The hash partitioner examines one or more fields of each input record, called hash key fields. Records with the same values for all hash key fields are assigned to the same processing node.

This type of partitioning method is useful when grouping data to perform a processing operation.

When you remove duplicates, you can hash partition records so that records with the same partitioning key values are on the same node. You can then sort the records on each node using the hash key fields as sorting key fields, then remove duplicates, again using the same keys. Although the data is distributed across partitions, the hash partitioner ensures that records with identical keys are in the same partition, allowing duplicates to be found.

The hash partitioner guarantees to assign all records with the same hash keys to the same partition, but it does not control the size of each partition. For example, if you hash partition a data set based on a zip code field, where a large percentage of your records are from one or two zip codes, you can end up with a few partitions containing most of your records. This behavior can lead to bottlenecks because some nodes are required to process more records than other nodes.

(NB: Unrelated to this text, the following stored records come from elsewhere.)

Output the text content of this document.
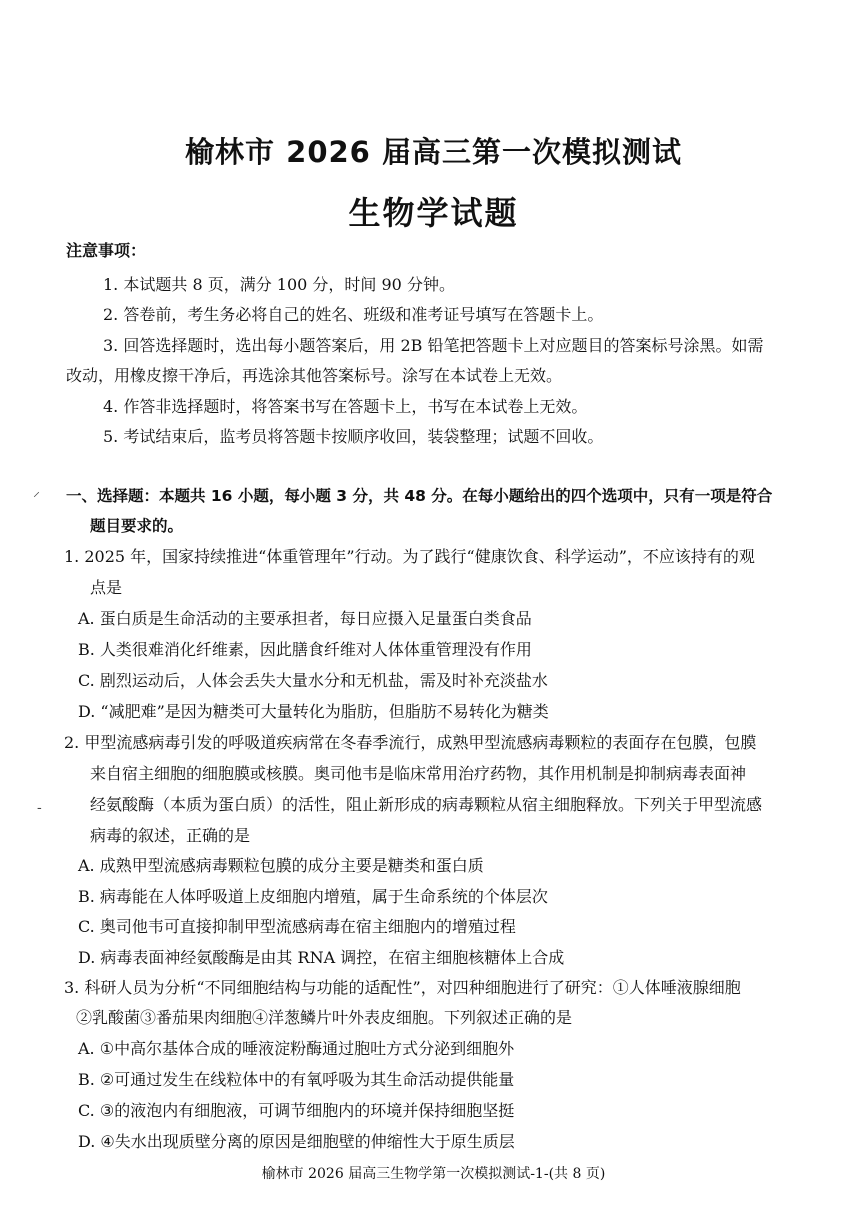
⸝
-
榆林市 2026 届高三第一次模拟测试
生物学试题
注意事项：
1. 本试题共 8 页，满分 100 分，时间 90 分钟。
2. 答卷前，考生务必将自己的姓名、班级和准考证号填写在答题卡上。
3. 回答选择题时，选出每小题答案后，用 2B 铅笔把答题卡上对应题目的答案标号涂黑。如需
改动，用橡皮擦干净后，再选涂其他答案标号。涂写在本试卷上无效。
4. 作答非选择题时，将答案书写在答题卡上，书写在本试卷上无效。
5. 考试结束后，监考员将答题卡按顺序收回，装袋整理；试题不回收。
一、选择题：本题共 16 小题，每小题 3 分，共 48 分。在每小题给出的四个选项中，只有一项是符合
题目要求的。
1. 2025 年，国家持续推进“体重管理年”行动。为了践行“健康饮食、科学运动”，不应该持有的观
点是
A. 蛋白质是生命活动的主要承担者，每日应摄入足量蛋白类食品
B. 人类很难消化纤维素，因此膳食纤维对人体体重管理没有作用
C. 剧烈运动后，人体会丢失大量水分和无机盐，需及时补充淡盐水
D. “减肥难”是因为糖类可大量转化为脂肪，但脂肪不易转化为糖类
2. 甲型流感病毒引发的呼吸道疾病常在冬春季流行，成熟甲型流感病毒颗粒的表面存在包膜，包膜
来自宿主细胞的细胞膜或核膜。奥司他韦是临床常用治疗药物，其作用机制是抑制病毒表面神
经氨酸酶（本质为蛋白质）的活性，阻止新形成的病毒颗粒从宿主细胞释放。下列关于甲型流感
病毒的叙述，正确的是
A. 成熟甲型流感病毒颗粒包膜的成分主要是糖类和蛋白质
B. 病毒能在人体呼吸道上皮细胞内增殖，属于生命系统的个体层次
C. 奥司他韦可直接抑制甲型流感病毒在宿主细胞内的增殖过程
D. 病毒表面神经氨酸酶是由其 RNA 调控，在宿主细胞核糖体上合成
3. 科研人员为分析“不同细胞结构与功能的适配性”，对四种细胞进行了研究：①人体唾液腺细胞
②乳酸菌③番茄果肉细胞④洋葱鳞片叶外表皮细胞。下列叙述正确的是
A. ①中高尔基体合成的唾液淀粉酶通过胞吐方式分泌到细胞外
B. ②可通过发生在线粒体中的有氧呼吸为其生命活动提供能量
C. ③的液泡内有细胞液，可调节细胞内的环境并保持细胞坚挺
D. ④失水出现质壁分离的原因是细胞壁的伸缩性大于原生质层
榆林市 2026 届高三生物学第一次模拟测试-1-(共 8 页)
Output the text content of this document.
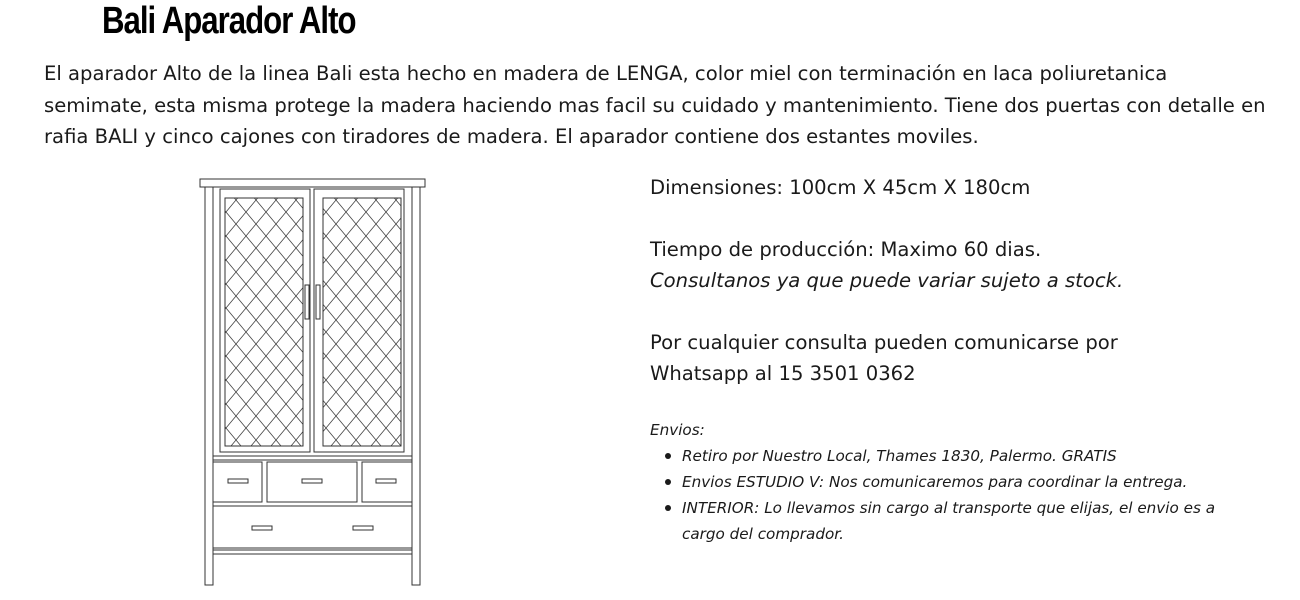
Bali Aparador Alto

El aparador Alto de la linea Bali esta hecho en madera de LENGA, color miel con terminación en laca poliuretanica semimate, esta misma protege la madera haciendo mas facil su cuidado y mantenimiento. Tiene dos puertas con detalle en rafia BALI y cinco cajones con tiradores de madera. El aparador contiene dos estantes moviles.

Dimensiones: 100cm X 45cm X 180cm

Tiempo de producción: Maximo 60 dias.

Consultanos ya que puede variar sujeto a stock.

Por cualquier consulta pueden comunicarse por Whatsapp al 15 3501 0362

Envios:
Retiro por Nuestro Local, Thames 1830, Palermo. GRATIS
Envios ESTUDIO V: Nos comunicaremos para coordinar la entrega.
INTERIOR: Lo llevamos sin cargo al transporte que elijas, el envio es a cargo del comprador.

For example, the following figure shows the possible results of hash partitioning a data set using the field age as the partitioning key. Each record with a given age is assigned to the same partition, so for example records with age 36, 40, or 22 are assigned to partition 0. The height of each bar represents the number of records in the partition.

Shows a hash partition using age as the partitioning key — Figure 1. Hash Partitioning Example

As you can see in the diagram, the key values are randomly distributed among the different partitions. The partition sizes resulting from a hash partitioner are dependent on the distribution of records in the data set so even though there are three keys per partition, the number of records per partition varies widely, because the distribution of ages in the population is non-uniform.

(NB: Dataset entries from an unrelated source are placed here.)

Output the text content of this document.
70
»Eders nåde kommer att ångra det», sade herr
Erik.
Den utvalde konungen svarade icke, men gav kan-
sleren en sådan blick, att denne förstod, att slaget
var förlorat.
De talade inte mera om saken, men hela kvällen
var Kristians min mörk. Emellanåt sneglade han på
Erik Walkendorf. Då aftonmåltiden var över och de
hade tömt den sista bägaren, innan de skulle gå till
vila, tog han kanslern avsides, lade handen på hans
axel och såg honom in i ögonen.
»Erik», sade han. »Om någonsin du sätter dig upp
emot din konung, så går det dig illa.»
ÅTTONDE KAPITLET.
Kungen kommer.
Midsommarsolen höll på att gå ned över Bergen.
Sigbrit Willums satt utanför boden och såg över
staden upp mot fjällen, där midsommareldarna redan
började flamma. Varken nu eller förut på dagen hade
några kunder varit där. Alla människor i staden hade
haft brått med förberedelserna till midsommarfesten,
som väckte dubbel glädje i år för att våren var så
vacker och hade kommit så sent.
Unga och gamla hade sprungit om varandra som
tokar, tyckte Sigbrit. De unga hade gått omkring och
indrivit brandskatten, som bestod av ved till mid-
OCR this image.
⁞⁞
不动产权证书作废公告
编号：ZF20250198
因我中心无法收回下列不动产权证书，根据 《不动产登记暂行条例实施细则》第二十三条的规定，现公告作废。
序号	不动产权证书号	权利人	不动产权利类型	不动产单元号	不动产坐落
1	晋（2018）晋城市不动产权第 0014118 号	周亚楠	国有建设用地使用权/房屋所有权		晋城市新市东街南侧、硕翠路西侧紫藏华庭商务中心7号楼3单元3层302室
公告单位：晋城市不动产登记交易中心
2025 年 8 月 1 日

When hash partitioning, you should select hashing keys that create a large number of partitions. For example, hashing by the first two digits of a zip code produces a maximum of 100 partitions. This is not a large number for a parallel processing system. Instead, you could hash by five digits of the zip code to create up to 10,000 partitions. You also could combine a zip code hash with an age hash (assuming a maximum age of 190), to yield 1,500,000 possible partitions.

Fields that can only assume two values, such as yes/no, true/false, male/female, are particularly poor choices as hash keys.